Why do they keep going?
Still, for some reason, over 1,000 players are in Dota Underlords on Steam at all times, not counting mobile players. So, what happened here? Why are people still playing a game that Valve discarded and probably just kept afloat because they already have the servers to keep the game running?
My main guess, returning to the game in 2025, is that being abandoned ironically turned into an advantage. Dota Underlords has been the same for years, which means it’s a stress-free experience. Unlike Teamfight Tactics, which is the only big autobattler game that survived the 2019 hype, Dota Underlords has been the same for almost five years. There is no pressure to complete a time-limited battle pass or buy cosmetics that will be gone soon. Units are always the same, and no balance patches or rotations change them every few months like in TFT.

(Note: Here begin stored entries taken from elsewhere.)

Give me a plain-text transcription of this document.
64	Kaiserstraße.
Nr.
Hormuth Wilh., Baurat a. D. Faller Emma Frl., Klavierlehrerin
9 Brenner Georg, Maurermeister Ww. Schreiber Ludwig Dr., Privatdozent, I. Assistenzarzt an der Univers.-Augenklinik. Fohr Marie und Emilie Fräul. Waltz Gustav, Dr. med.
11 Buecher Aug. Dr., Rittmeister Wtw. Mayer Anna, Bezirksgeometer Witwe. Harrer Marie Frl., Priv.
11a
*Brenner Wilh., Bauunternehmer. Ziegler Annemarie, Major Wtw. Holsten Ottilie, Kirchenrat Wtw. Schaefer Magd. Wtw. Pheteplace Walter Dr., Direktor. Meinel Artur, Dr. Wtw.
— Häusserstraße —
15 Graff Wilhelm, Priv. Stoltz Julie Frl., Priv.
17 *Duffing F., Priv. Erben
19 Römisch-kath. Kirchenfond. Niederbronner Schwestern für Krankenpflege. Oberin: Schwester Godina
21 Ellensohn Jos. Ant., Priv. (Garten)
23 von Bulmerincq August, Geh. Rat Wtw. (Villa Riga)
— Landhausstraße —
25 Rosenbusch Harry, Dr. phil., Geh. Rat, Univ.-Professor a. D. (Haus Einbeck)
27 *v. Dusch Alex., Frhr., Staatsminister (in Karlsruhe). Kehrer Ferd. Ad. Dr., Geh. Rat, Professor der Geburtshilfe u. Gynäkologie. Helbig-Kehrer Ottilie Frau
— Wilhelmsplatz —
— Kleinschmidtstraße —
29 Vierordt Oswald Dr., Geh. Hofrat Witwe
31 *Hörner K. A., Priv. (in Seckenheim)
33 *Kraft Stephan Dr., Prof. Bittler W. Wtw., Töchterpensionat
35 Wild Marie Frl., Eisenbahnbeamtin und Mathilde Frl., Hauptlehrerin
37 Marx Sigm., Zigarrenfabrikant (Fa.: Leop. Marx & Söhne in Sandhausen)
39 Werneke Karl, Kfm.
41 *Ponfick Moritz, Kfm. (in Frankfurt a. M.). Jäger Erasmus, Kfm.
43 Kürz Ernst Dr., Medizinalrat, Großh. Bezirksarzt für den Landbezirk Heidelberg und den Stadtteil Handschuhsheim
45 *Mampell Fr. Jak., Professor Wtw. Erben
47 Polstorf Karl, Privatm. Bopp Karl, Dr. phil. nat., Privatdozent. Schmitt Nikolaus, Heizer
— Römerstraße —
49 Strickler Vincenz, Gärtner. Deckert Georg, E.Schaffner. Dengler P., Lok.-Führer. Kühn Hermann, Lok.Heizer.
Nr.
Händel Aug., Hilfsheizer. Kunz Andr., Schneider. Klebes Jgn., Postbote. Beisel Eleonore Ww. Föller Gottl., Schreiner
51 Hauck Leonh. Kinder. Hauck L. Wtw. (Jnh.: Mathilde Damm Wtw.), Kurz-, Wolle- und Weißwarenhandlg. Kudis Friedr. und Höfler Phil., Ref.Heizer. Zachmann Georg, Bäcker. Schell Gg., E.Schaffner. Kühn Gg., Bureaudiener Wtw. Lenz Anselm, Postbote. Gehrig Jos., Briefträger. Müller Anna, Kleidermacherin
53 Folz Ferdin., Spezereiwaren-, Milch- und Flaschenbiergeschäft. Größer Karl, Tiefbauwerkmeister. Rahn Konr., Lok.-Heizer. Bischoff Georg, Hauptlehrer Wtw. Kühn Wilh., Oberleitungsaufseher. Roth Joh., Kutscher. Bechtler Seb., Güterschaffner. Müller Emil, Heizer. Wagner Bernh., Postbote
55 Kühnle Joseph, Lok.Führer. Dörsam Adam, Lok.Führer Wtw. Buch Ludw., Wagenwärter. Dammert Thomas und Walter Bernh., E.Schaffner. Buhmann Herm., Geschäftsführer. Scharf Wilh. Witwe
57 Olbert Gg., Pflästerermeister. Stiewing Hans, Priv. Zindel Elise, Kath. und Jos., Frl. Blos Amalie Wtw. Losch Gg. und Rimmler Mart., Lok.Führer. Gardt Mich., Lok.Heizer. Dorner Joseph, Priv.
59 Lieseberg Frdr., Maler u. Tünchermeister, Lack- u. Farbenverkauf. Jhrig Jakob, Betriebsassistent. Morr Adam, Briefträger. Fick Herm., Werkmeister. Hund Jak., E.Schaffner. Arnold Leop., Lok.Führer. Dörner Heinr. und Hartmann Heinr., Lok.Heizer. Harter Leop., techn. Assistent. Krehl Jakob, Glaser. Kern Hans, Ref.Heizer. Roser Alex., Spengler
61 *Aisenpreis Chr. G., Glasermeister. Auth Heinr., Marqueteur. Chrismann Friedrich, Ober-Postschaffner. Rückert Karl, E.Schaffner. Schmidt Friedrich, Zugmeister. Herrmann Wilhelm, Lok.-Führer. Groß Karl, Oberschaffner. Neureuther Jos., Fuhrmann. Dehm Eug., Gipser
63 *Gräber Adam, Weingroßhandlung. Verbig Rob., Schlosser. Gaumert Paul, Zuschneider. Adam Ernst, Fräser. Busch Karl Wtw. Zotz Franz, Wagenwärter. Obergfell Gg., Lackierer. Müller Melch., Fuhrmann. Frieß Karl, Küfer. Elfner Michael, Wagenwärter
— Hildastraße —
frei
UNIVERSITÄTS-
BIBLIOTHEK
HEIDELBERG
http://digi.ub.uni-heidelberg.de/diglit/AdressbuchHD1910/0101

Once you learn Dota Underlords and its strategies, you can master the smallest details to get an edge, and that’s the fun part. Any knowledge you have gained in the last four years is still valid. This abandonment (or stability?) is what allows players to spend more time learning about each unit, developing new synergies, and becoming good at the game.
I don’t think Dota fans are keeping Underlords alive because this gameplay has nothing to do with the MOBA. Returning to Underlords as a non-Dota player, I see that some units that were overpowered when I stopped playing, like Kunkka and Tidehunter, are still just as strong. It feels familiar. I don’t have to relearn the game, and I like knowing I can stop playing and return in six months to find the same game.
Dota Underlords is an example that online games don’t have to be live service. You don’t need new content to keep a game afloat if you’re a big company, though I have no idea how much profit Valve makes from this title.
However, I only recommend playing Dota Underlords today if you want a game that will never change. If you want something current with dedicated development, then play Teamfight Tactics.